郭信接过文书,低头将腰牌取下,在文书上很快找到了奉国军左指挥的位置,其中果然有一个都头的缺额。
郭信抬头再看文官时,眼角却瞥见案上的‘劝表’已经消失的无影无踪。郭信心中暗笑,面上却装作不知地指给文官看:“正是这处缺额。”
文官接回文书,从笔架上取下笔重新在砚台上蘸了蘸:“还未请教都头名姓?”
“郭信,人言之信。”
文官将要落笔的手闻言一顿:“郎君是郭孔目使家的二郎?”
“额,应该是在下。”郭信面色一苦,生怕眼前文官马上就要哈哈大笑起来,再接上一句‘你就是那个救美的郭家二郎!’
好在文官似乎并不知道这茬,刚抬起的手腕将笔又放回了笔架上,郑重起身恭敬地行了一礼:“在下昝(zǎn)居润,郭孔目使对在下有知遇之恩,郎君既是恩公之子,昝某刚才若有失礼之处,还望郎君海涵。”
郭信没想到眼前这写劝进表的文官竟还受过父亲郭威的恩惠,也抱拳行了一礼:“昝先生快请坐,既有这层机缘,咱也不必见外。”
昝居润笑着坐下:“郭孔目使仁义好施,家中郎君果然也有君子之风。”
郭信指着昝居润身前的文书:“不过是一介武夫罢了。”
“是了,差些误了郭郎正事。”说着昝居润将搁在笔架上的毛笔再度取下来,凝眉极为认真的在文书上写下了郭信的名字。

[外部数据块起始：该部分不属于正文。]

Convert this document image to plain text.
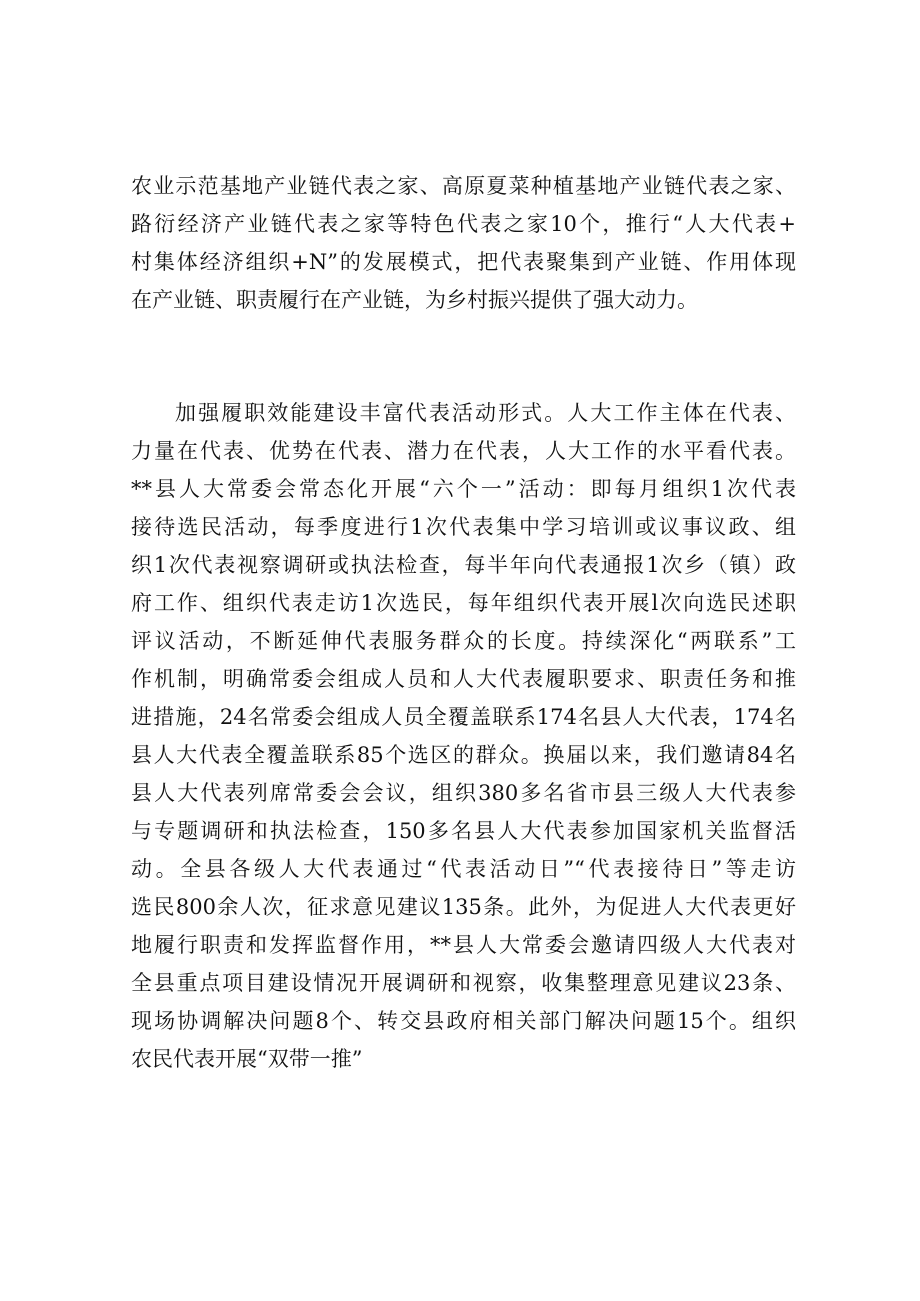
农业示范基地产业链代表之家、高原夏菜种植基地产业链代表之家、
路衍经济产业链代表之家等特色代表之家10个，推行“人大代表+
村集体经济组织+N”的发展模式，把代表聚集到产业链、作用体现
在产业链、职责履行在产业链，为乡村振兴提供了强大动力。
加强履职效能建设丰富代表活动形式。人大工作主体在代表、
力量在代表、优势在代表、潜力在代表，人大工作的水平看代表。
**县人大常委会常态化开展“六个一”活动：即每月组织1次代表
接待选民活动，每季度进行1次代表集中学习培训或议事议政、组
织1次代表视察调研或执法检查，每半年向代表通报1次乡（镇）政
府工作、组织代表走访1次选民，每年组织代表开展l次向选民述职
评议活动，不断延伸代表服务群众的长度。持续深化“两联系”工
作机制，明确常委会组成人员和人大代表履职要求、职责任务和推
进措施，24名常委会组成人员全覆盖联系174名县人大代表，174名
县人大代表全覆盖联系85个选区的群众。换届以来，我们邀请84名
县人大代表列席常委会会议，组织380多名省市县三级人大代表参
与专题调研和执法检查，150多名县人大代表参加国家机关监督活
动。全县各级人大代表通过“代表活动日”“代表接待日”等走访
选民800余人次，征求意见建议135条。此外，为促进人大代表更好
地履行职责和发挥监督作用，**县人大常委会邀请四级人大代表对
全县重点项目建设情况开展调研和视察，收集整理意见建议23条、
现场协调解决问题8个、转交县政府相关部门解决问题15个。组织
农民代表开展“双带一推”
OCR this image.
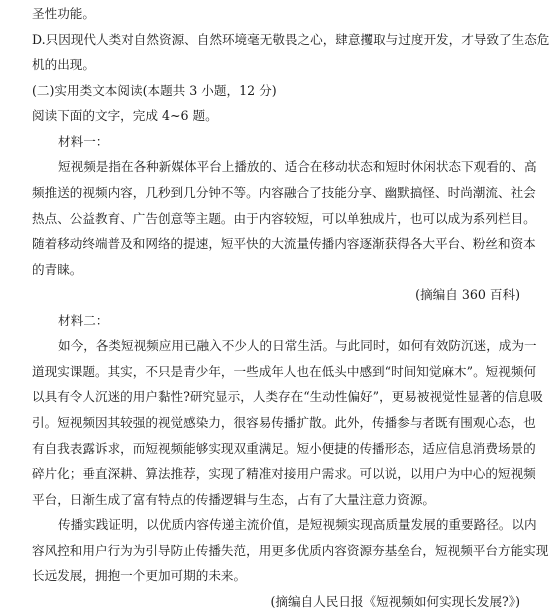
圣性功能。
D.只因现代人类对自然资源、自然环境毫无敬畏之心，肆意攫取与过度开发，才导致了生态危
机的出现。
(二)实用类文本阅读(本题共 3 小题，12 分)
阅读下面的文字，完成 4~6 题。
材料一：
短视频是指在各种新媒体平台上播放的、适合在移动状态和短时休闲状态下观看的、高
频推送的视频内容，几秒到几分钟不等。内容融合了技能分享、幽默搞怪、时尚潮流、社会
热点、公益教育、广告创意等主题。由于内容较短，可以单独成片，也可以成为系列栏目。
随着移动终端普及和网络的提速，短平快的大流量传播内容逐渐获得各大平台、粉丝和资本
的青睐。
(摘编自 360 百科)
材料二：
如今，各类短视频应用已融入不少人的日常生活。与此同时，如何有效防沉迷，成为一
道现实课题。其实，不只是青少年，一些成年人也在低头中感到“时间知觉麻木”。短视频何
以具有令人沉迷的用户黏性?研究显示，人类存在“生动性偏好”，更易被视觉性显著的信息吸
引。短视频因其较强的视觉感染力，很容易传播扩散。此外，传播参与者既有围观心态，也
有自我表露诉求，而短视频能够实现双重满足。短小便捷的传播形态，适应信息消费场景的
碎片化；垂直深耕、算法推荐，实现了精准对接用户需求。可以说，以用户为中心的短视频
平台，日渐生成了富有特点的传播逻辑与生态，占有了大量注意力资源。
传播实践证明，以优质内容传递主流价值，是短视频实现高质量发展的重要路径。以内
容风控和用户行为为引导防止传播失范，用更多优质内容资源夯基垒台，短视频平台方能实现
长远发展，拥抱一个更加可期的未来。
(摘编自人民日报《短视频如何实现长发展?》)
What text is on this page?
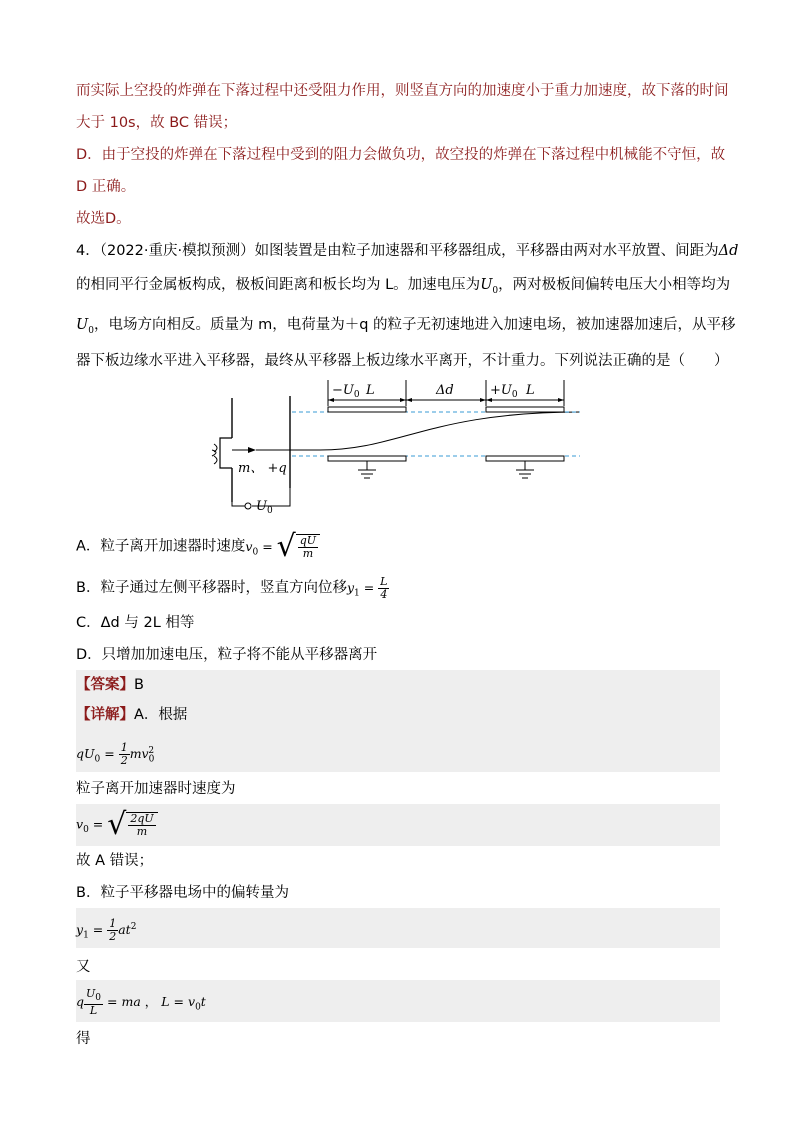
而实际上空投的炸弹在下落过程中还受阻力作用，则竖直方向的加速度小于重力加速度，故下落的时间
大于 10s，故 BC 错误；
D．由于空投的炸弹在下落过程中受到的阻力会做负功，故空投的炸弹在下落过程中机械能不守恒，故
D 正确。
故选D。
4．（2022·重庆·模拟预测）如图装置是由粒子加速器和平移器组成，平移器由两对水平放置、间距为Δd
的相同平行金属板构成，极板间距离和板长均为 L。加速电压为$U_0$，两对极板间偏转电压大小相等均为
$U_0$，电场方向相反。质量为 m，电荷量为＋q 的粒子无初速地进入加速电场，被加速器加速后，从平移
器下板边缘水平进入平移器，最终从平移器上板边缘水平离开，不计重力。下列说法正确的是（　　）
$-U_0$ L	Δd	$+U_0$ L
m、 +q
$U_0$
A．粒子离开加速器时速度$v_0$ = √ $\frac{qU}{m}$
B．粒子通过左侧平移器时，竖直方向位移$y_1 = \frac{L}{4}$
C．Δd 与 2L 相等
D．只增加加速电压，粒子将不能从平移器离开
【答案】B
【详解】A．根据
$qU_0 = \frac{1}{2} mv_0^2$
粒子离开加速器时速度为
$v_0$ = √ $\frac{2qU}{m}$
故 A 错误；
B．粒子平移器电场中的偏转量为
$y_1 = \frac{1}{2} at^2$
又
q $\frac{U_0}{L}$ = ma ， $L = v_0t$
得
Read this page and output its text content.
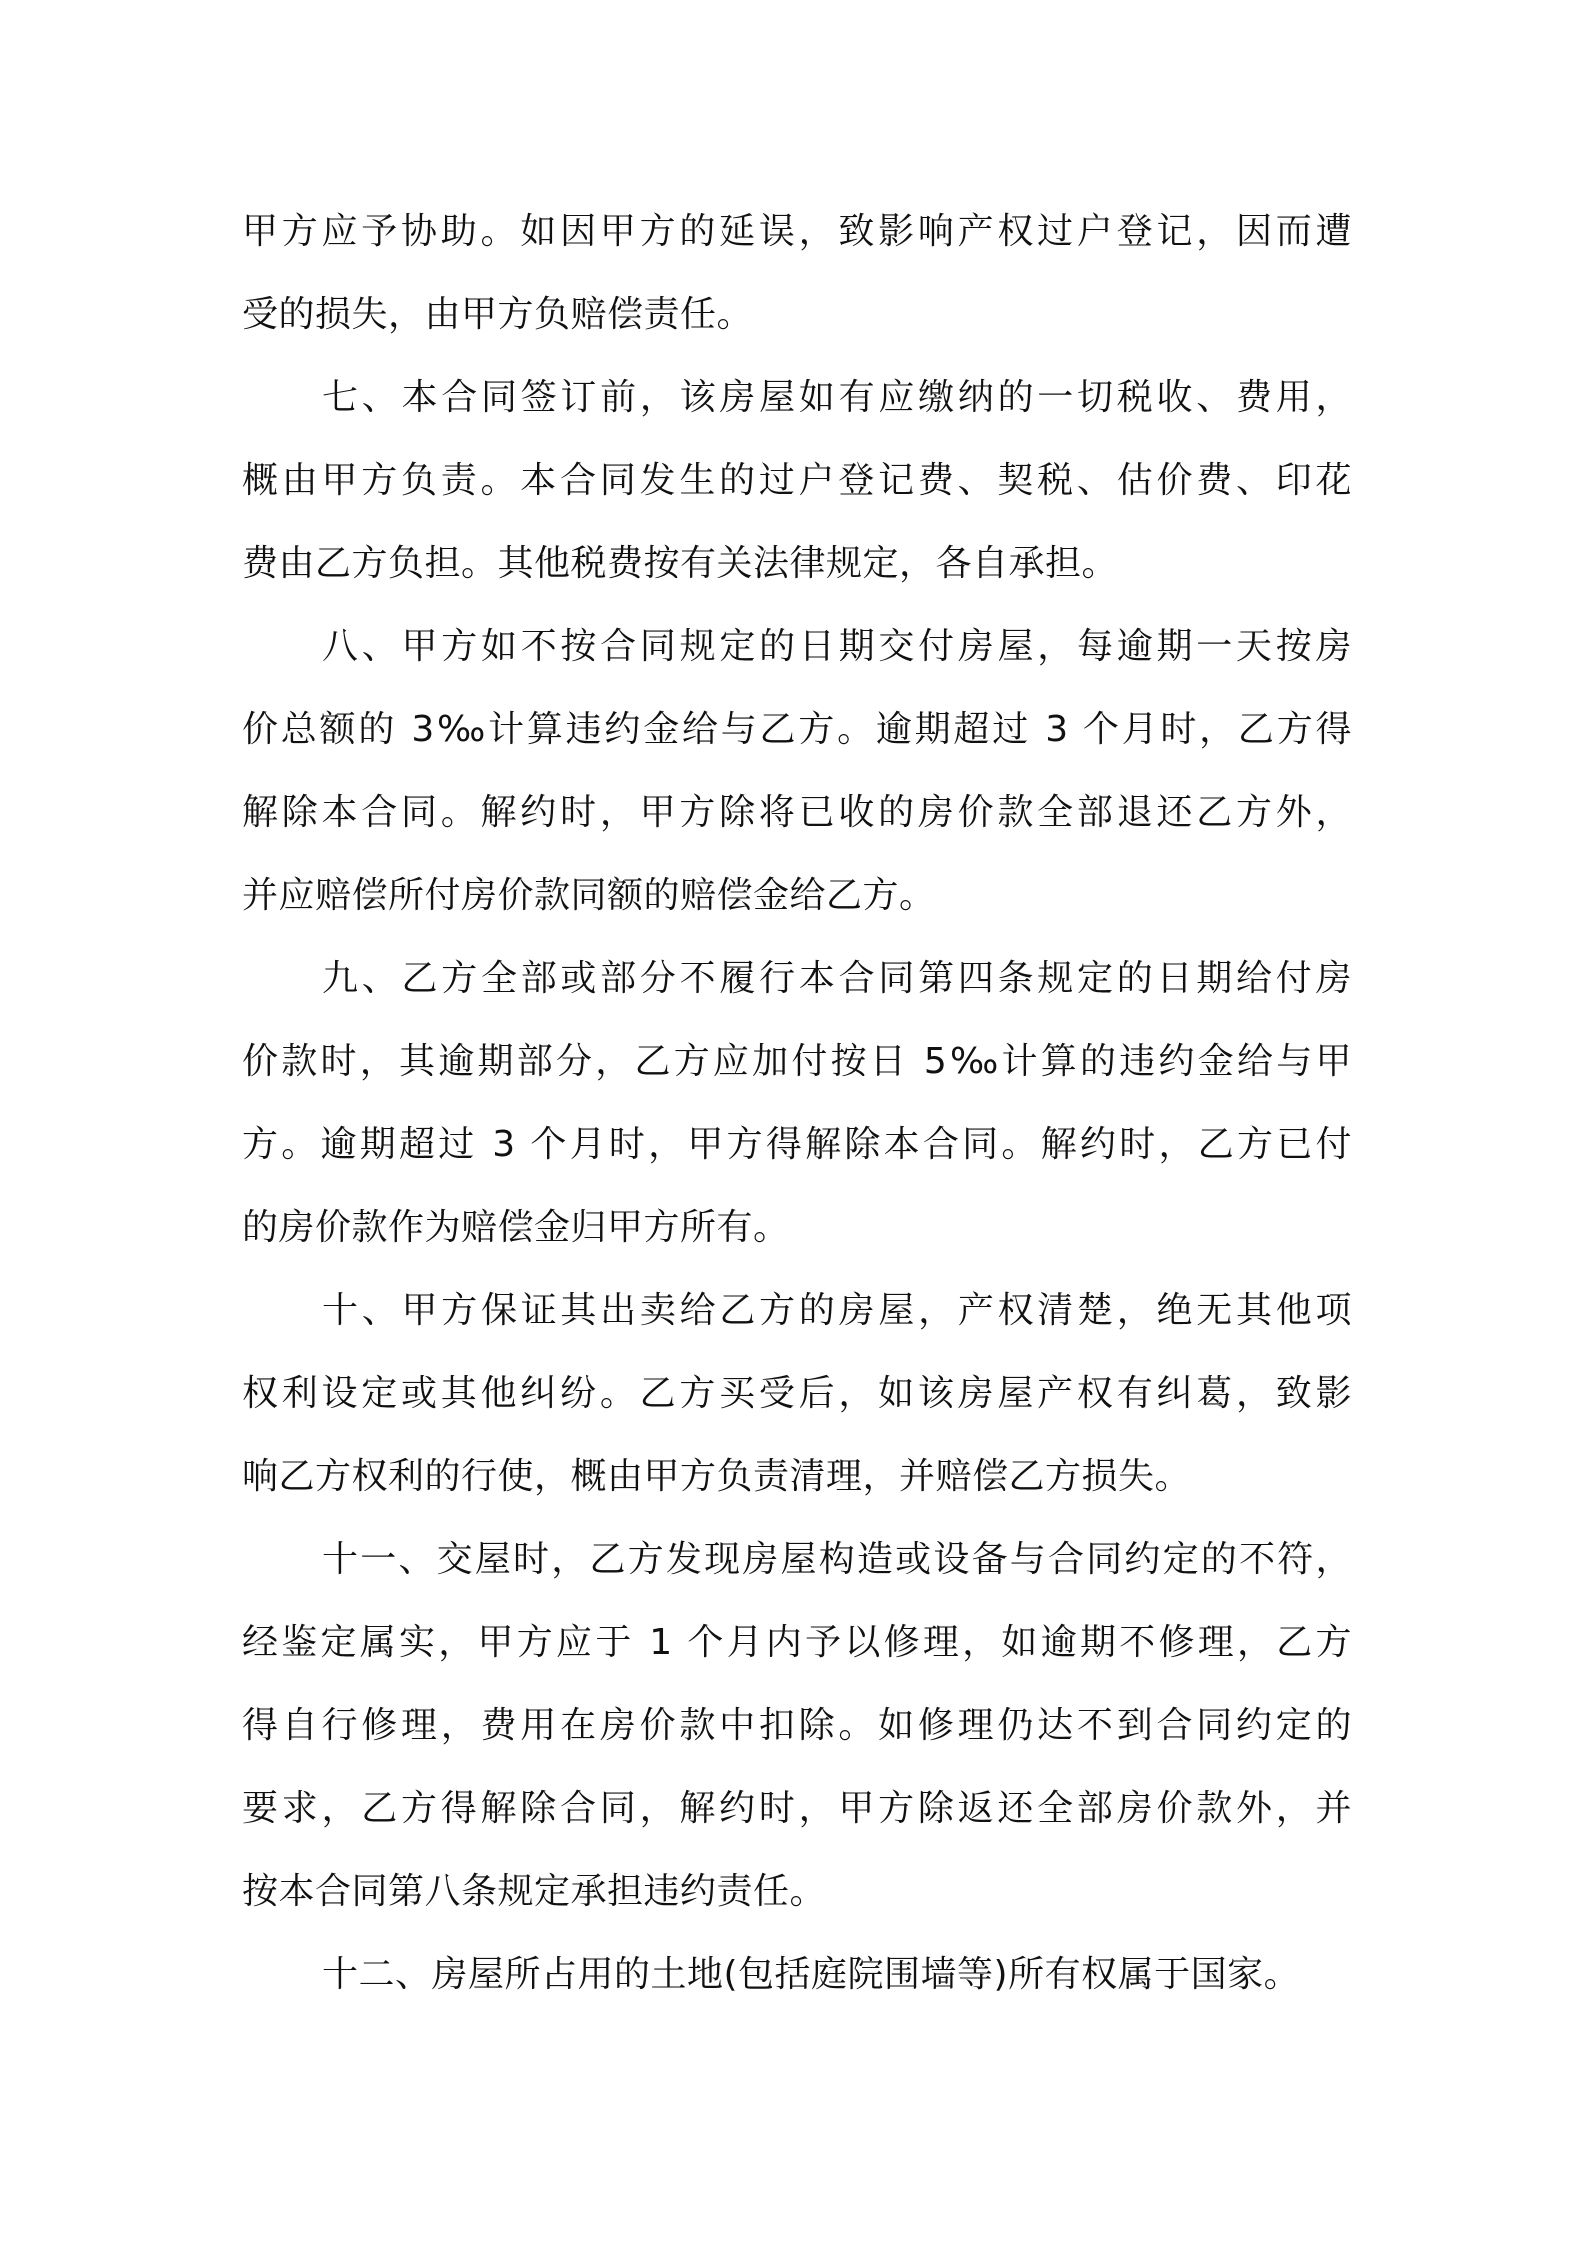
甲方应予协助。如因甲方的延误，致影响产权过户登记，因而遭
受的损失，由甲方负赔偿责任。
七、本合同签订前，该房屋如有应缴纳的一切税收、费用，
概由甲方负责。本合同发生的过户登记费、契税、估价费、印花
费由乙方负担。其他税费按有关法律规定，各自承担。
八、甲方如不按合同规定的日期交付房屋，每逾期一天按房
价总额的 3‰计算违约金给与乙方。逾期超过 3 个月时，乙方得
解除本合同。解约时，甲方除将已收的房价款全部退还乙方外，
并应赔偿所付房价款同额的赔偿金给乙方。
九、乙方全部或部分不履行本合同第四条规定的日期给付房
价款时，其逾期部分，乙方应加付按日 5‰计算的违约金给与甲
方。逾期超过 3 个月时，甲方得解除本合同。解约时，乙方已付
的房价款作为赔偿金归甲方所有。
十、甲方保证其出卖给乙方的房屋，产权清楚，绝无其他项
权利设定或其他纠纷。乙方买受后，如该房屋产权有纠葛，致影
响乙方权利的行使，概由甲方负责清理，并赔偿乙方损失。
十一、交屋时，乙方发现房屋构造或设备与合同约定的不符，
经鉴定属实，甲方应于 1 个月内予以修理，如逾期不修理，乙方
得自行修理，费用在房价款中扣除。如修理仍达不到合同约定的
要求，乙方得解除合同，解约时，甲方除返还全部房价款外，并
按本合同第八条规定承担违约责任。
十二、房屋所占用的土地(包括庭院围墙等)所有权属于国家。
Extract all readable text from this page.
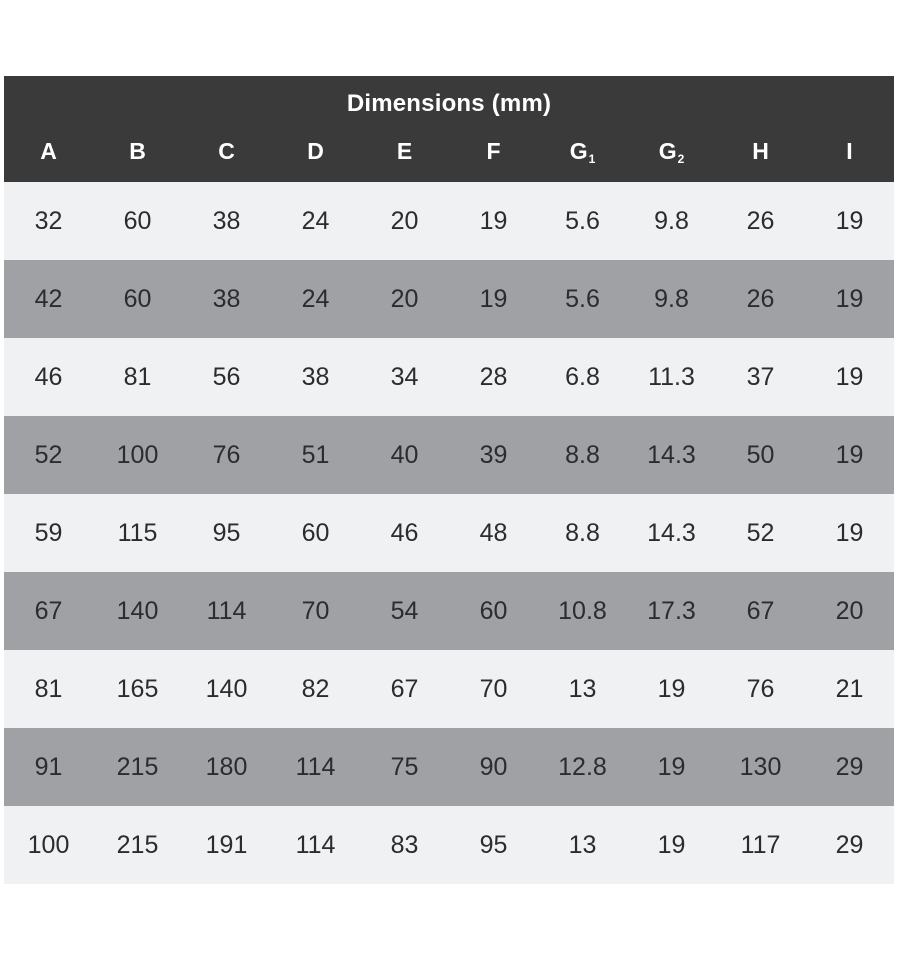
Dimensions (mm)
A	B	C	D	E	F	$G_1$	$G_2$	H	I
32	60	38	24	20	19	5.6	9.8	26	19
42	60	38	24	20	19	5.6	9.8	26	19
46	81	56	38	34	28	6.8	11.3	37	19
52	100	76	51	40	39	8.8	14.3	50	19
59	115	95	60	46	48	8.8	14.3	52	19
67	140	114	70	54	60	10.8	17.3	67	20
81	165	140	82	67	70	13	19	76	21
91	215	180	114	75	90	12.8	19	130	29
100	215	191	114	83	95	13	19	117	29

郭信见自己的名字白纸黑字地落在了军籍上,心中一块石头终于落了地。
“既然事已办妥,外面还有友人相候,就不叨扰昝先生正事了。”
昝居润见他要走,起身送他到了门口:“郭郎日后若还需兵房有所差遣,但且找我就是。”
郭信抱拳:“这是自然,昝先生留步罢。”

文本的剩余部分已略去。